• Café

    Café

    Chez la jolie Rosette au café du canal
    Sous le tronc du tilleul qui ombrageait le bal
    On pouvait lire sous deux coeurs entrelacés
    Ici on peut apporter ses baisers
    Moi mes baisers je les avais perdus
    Et je croyais déjà avoir tout embrassé
    Et je ne savais pas que tu étais venue
    Et que ta bouche neuve en était tapissée
    La chance jusqu'ici ne m'avait pas souri
    Sur mon berceau les fées n'se penchaient pas beaucoup
    Et chaque fois que j'tombais sur un carré d'orties
    Y'avait une guêpe pour me piquer dans l'cou
    Pourtant ma chance aujourd'hui elle est là
    Sous la tonnelle verte de tes cils courbés
    Quand tu m'as regardé pour la première fois!
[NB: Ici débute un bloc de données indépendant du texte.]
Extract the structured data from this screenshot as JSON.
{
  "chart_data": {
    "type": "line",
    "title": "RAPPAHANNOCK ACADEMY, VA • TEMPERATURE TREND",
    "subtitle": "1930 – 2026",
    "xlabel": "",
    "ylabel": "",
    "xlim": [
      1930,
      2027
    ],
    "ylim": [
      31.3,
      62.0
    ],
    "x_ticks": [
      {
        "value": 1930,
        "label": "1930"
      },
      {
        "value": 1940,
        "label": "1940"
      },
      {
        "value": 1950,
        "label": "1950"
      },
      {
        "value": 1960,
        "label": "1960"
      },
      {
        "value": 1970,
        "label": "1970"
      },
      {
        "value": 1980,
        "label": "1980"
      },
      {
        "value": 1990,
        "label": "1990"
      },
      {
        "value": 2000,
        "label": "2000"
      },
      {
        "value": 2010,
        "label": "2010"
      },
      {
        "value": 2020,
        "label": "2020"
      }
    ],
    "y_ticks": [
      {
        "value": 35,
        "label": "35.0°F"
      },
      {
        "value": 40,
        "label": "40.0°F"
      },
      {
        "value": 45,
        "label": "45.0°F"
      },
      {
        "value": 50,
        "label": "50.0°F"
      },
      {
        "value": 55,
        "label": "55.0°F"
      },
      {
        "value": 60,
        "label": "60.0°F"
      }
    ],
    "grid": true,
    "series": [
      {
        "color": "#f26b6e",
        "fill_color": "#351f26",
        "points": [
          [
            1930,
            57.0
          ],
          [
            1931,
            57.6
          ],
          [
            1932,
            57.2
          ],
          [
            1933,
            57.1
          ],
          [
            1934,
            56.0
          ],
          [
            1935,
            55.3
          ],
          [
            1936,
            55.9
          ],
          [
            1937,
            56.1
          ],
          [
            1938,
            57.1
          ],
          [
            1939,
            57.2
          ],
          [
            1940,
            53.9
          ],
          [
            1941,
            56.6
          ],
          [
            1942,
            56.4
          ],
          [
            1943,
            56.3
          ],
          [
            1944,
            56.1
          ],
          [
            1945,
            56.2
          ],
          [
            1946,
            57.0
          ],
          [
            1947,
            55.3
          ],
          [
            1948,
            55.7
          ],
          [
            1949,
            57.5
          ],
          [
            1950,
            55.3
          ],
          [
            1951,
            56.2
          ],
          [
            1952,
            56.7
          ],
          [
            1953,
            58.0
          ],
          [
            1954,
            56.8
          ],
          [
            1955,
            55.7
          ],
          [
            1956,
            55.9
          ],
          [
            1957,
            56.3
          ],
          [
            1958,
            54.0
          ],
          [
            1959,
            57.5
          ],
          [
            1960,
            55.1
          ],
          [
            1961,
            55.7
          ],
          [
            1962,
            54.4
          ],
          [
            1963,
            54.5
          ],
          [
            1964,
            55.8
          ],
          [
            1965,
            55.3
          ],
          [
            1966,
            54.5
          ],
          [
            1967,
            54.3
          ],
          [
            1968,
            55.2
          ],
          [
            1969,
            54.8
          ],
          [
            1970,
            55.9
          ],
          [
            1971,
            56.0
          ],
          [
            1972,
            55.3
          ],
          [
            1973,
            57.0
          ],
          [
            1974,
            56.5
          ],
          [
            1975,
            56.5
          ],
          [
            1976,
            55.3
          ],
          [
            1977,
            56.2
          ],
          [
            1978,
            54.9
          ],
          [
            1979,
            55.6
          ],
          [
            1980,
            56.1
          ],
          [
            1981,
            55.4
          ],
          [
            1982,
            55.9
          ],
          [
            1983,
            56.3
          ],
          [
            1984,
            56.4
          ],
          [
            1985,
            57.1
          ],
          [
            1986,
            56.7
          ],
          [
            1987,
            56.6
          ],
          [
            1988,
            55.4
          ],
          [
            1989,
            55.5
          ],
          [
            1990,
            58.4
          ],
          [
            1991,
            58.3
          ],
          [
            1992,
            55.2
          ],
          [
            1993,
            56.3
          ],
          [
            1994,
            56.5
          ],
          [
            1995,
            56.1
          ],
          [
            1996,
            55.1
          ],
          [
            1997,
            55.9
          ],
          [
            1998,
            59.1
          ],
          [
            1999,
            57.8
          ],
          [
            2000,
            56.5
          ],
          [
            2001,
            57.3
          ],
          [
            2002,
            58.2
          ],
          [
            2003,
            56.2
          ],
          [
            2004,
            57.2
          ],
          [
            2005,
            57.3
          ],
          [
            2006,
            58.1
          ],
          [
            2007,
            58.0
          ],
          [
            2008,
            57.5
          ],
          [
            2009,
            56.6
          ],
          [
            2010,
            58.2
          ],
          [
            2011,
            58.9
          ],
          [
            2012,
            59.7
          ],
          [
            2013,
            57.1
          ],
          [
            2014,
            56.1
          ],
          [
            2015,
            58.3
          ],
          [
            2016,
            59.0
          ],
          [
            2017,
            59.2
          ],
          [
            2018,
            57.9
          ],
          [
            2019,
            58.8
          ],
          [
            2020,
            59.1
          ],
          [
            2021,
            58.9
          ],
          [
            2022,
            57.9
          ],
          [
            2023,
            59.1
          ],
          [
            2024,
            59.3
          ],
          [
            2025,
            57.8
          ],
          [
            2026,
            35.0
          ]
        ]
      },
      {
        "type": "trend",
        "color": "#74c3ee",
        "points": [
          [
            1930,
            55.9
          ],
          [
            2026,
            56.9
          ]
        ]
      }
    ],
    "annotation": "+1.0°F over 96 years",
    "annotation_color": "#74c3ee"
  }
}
    Ma vieille liberté s'est mise à tituber
    Nous étions seuls au monde en ce bal populeux
    Et d'une seule main je prisonnait ta taille
    Tes seins poussaient les plis de ton corsage bleu
    Ils ont bien failli gagner la bataille
    J'aime le ciel parc'qu'il est dans tes yeux
    J'aime l'oiseau parc'qu'il sait ton nom
    J'aime ton rire et tous ces mots curieux
    Que tu viens murmurer au col de mon veston!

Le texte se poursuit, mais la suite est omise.